Esos primeros disparos con la cámara actuaron como un hechizo en la disciplina. Así, al rostro de la enamorada le sucedieron sus fotografías de los actores del Teatro Ictus; los retratos de Víctor Jara; sus registros de la cuarta campaña de Salvador Allende para llegar a la presidencia; las fotos de Pablo Neruda en su casa en Isla Negra; el palacio de La Moneda bombardeado pocos días después del golpe de Estado en 1973; sus fotografías durante su exilio en París y Barcelona, lugar donde trabajó para EL PAÍS a inicios de la transición española.
Ante sus ojos alargados, también posó gran parte de la escena cultural chilena: los poetas Enrique Lihn, Nicanor Parra y Raúl Zurita; el fotógrafo Sergio Larraín; los escritores Isabel Allende y José Donoso; la ilustradora Marta Carrasco; el cineasta Raúl Ruiz, el actor Héctor Noguera, el músico Jorge González y tantos otros que inmortalizó, y continúa inmortalizando, a través de la fotografía análoga y en blanco y negro, en sus más de 60 años tras el lente. A pesar de esa trayectoria, Poirot dice que es un hombre al que todavía le falta por mejorar: “Me queda mucho por aprender. Yo miro una foto mía y digo ‘se podría haber hecho mejor”.
Hoy, al observar el archivo que ha reunido a lo largo del tiempo y en distintas latitudes, se enfrenta a la soledad: “Yo me siento en esa mesa (apunta al comedor) con los negativos y es muy fuerte porque voy revisando y es un panteón: muertos, muertos, muertos, muertos, personas que ya no están. Y eso es muy agobiante”, dice. En concordancia con ese panorama vital, el documental sobre la vida Luis Poirot que dirige el periodista y director de cine Francesc Relea, y que se estrenará en mayo próximo en Barcelona, lleva el nombre de El último testigo.
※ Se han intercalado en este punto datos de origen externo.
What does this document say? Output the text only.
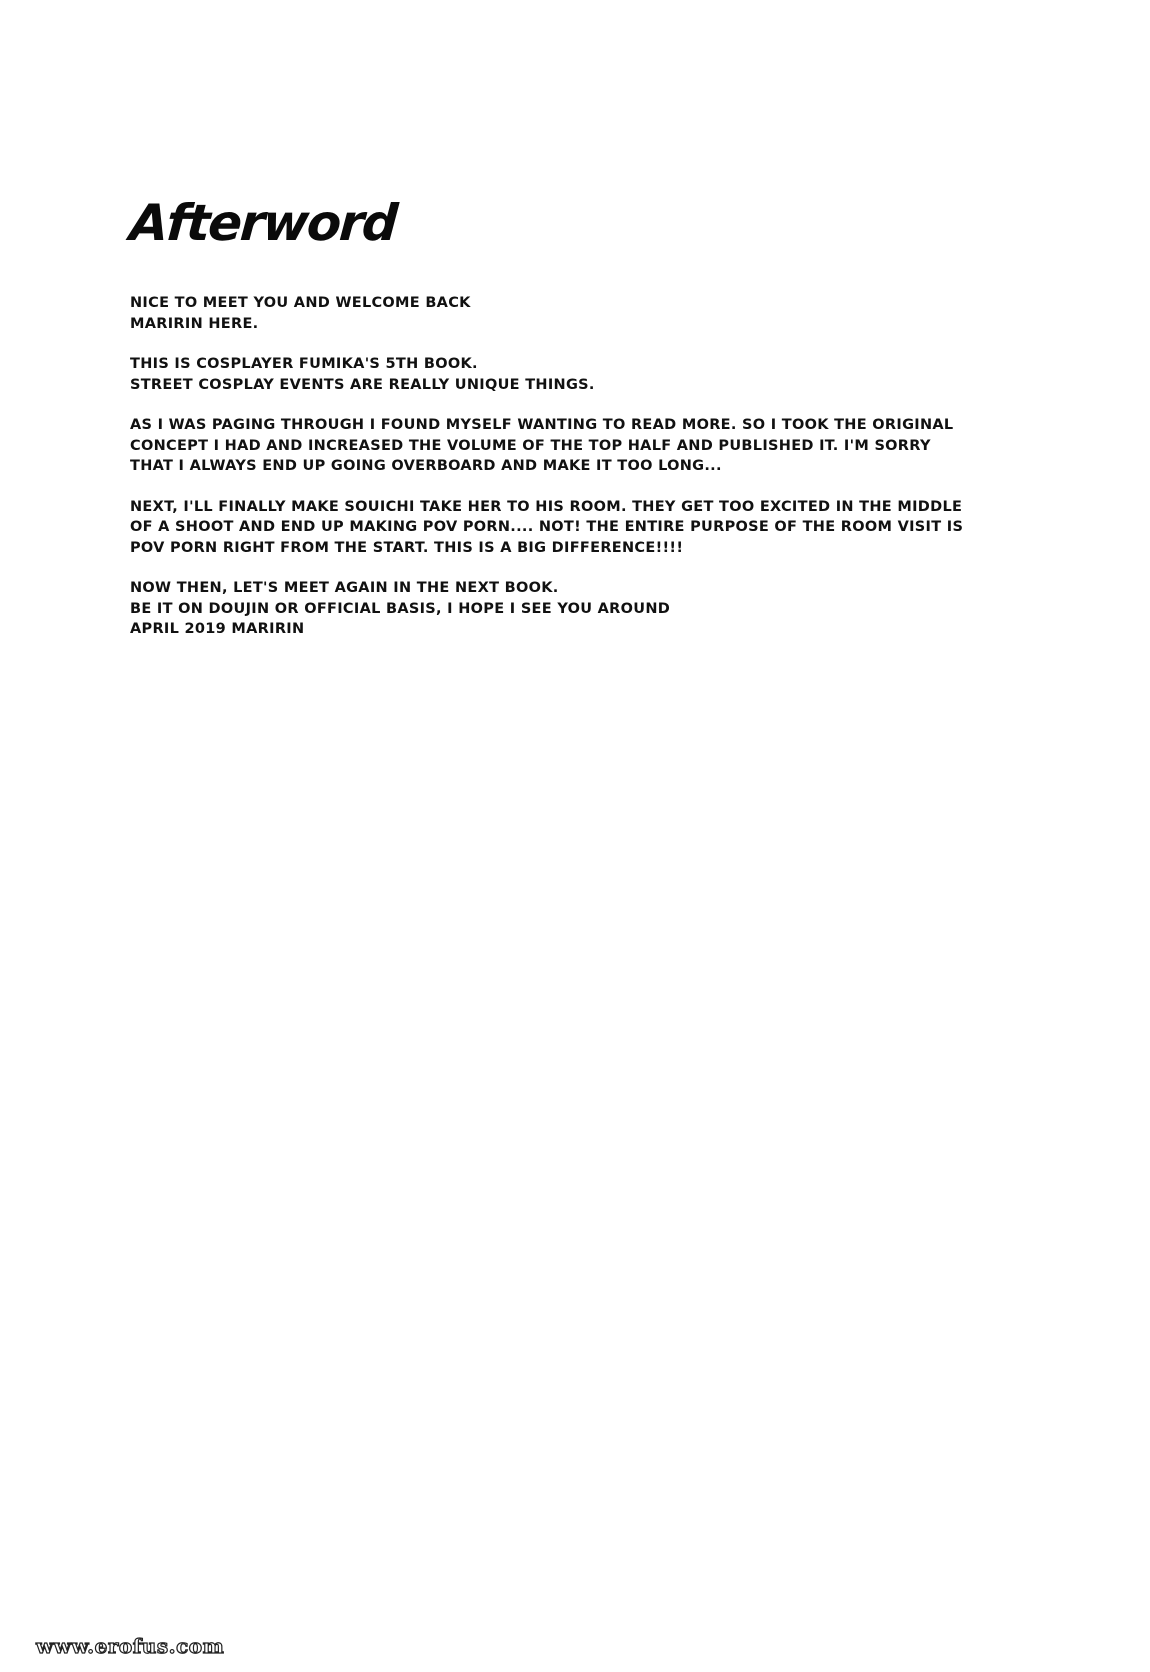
Afterword
NICE TO MEET YOU AND WELCOME BACK
MARIRIN HERE.
THIS IS COSPLAYER FUMIKA'S 5TH BOOK.
STREET COSPLAY EVENTS ARE REALLY UNIQUE THINGS.
AS I WAS PAGING THROUGH I FOUND MYSELF WANTING TO READ MORE. SO I TOOK THE ORIGINAL
CONCEPT I HAD AND INCREASED THE VOLUME OF THE TOP HALF AND PUBLISHED IT. I'M SORRY
THAT I ALWAYS END UP GOING OVERBOARD AND MAKE IT TOO LONG...
NEXT, I'LL FINALLY MAKE SOUICHI TAKE HER TO HIS ROOM. THEY GET TOO EXCITED IN THE MIDDLE
OF A SHOOT AND END UP MAKING POV PORN.... NOT! THE ENTIRE PURPOSE OF THE ROOM VISIT IS
POV PORN RIGHT FROM THE START. THIS IS A BIG DIFFERENCE!!!!
NOW THEN, LET'S MEET AGAIN IN THE NEXT BOOK.
BE IT ON DOUJIN OR OFFICIAL BASIS, I HOPE I SEE YOU AROUND
APRIL 2019 MARIRIN
www.erofus.com
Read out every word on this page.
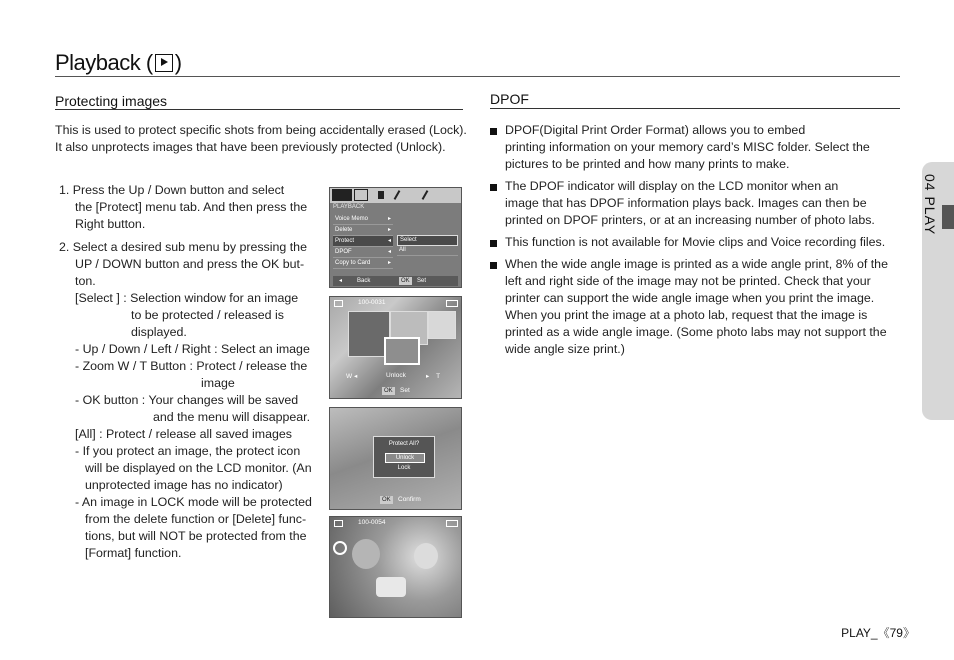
Playback ( )
04 PLAY
Protecting images
This is used to protect specific shots from being accidentally erased (Lock).
It also unprotects images that have been previously protected (Unlock).
1. Press the Up / Down button and select
the [Protect] menu tab. And then press the
Right button.
2. Select a desired sub menu by pressing the
UP / DOWN button and press the OK but-
ton.
[Select ] : Selection window for an image
to be protected / released is
displayed.
- Up / Down / Left / Right : Select an image
- Zoom W / T Button : Protect / release the
image
- OK button : Your changes will be saved
and the menu will disappear.
[All] : Protect / release all saved images
- If you protect an image, the protect icon
will be displayed on the LCD monitor. (An
unprotected image has no indicator)
- An image in LOCK mode will be protected
from the delete function or [Delete] func-
tions, but will NOT be protected from the
[Format] function.
PLAYBACK
Voice Memo	▸
Delete	▸
Protect	◂
DPOF	◂
Copy to Card	▸
Select
All
◂ Back	OK	Set
100-0031
W ◂	Unlock	▸ T
OK	Set
Protect All?
Unlock
Lock
OK	Confirm
100-0054
DPOF
DPOF(Digital Print Order Format) allows you to embed
printing information on your memory card’s MISC folder. Select the
pictures to be printed and how many prints to make.
The DPOF indicator will display on the LCD monitor when an
image that has DPOF information plays back. Images can then be
printed on DPOF printers, or at an increasing number of photo labs.
This function is not available for Movie clips and Voice recording files.
When the wide angle image is printed as a wide angle print, 8% of the
left and right side of the image may not be printed. Check that your
printer can support the wide angle image when you print the image.
When you print the image at a photo lab, request that the image is
printed as a wide angle image. (Some photo labs may not support the
wide angle size print.)
PLAY_《79》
Sin embargo, Poirot tiene una forma para apalear ese desamparo: “Empiezo a fotografiar a gente mucho más joven. Entonces, ya no busco a escritores de 60 años, sino que de 25″, dice. Ese contacto con la juventud también lo ha encontrado en los talleres de fotografía que imparte semestralmente: “Siempre he buscado estar en contacto con otras generaciones. Se dice que el profesor es un vampiro que te da, pero también te chupa, y yo creo que es verdad. A mí los alumnos me dan mucho”, agrega.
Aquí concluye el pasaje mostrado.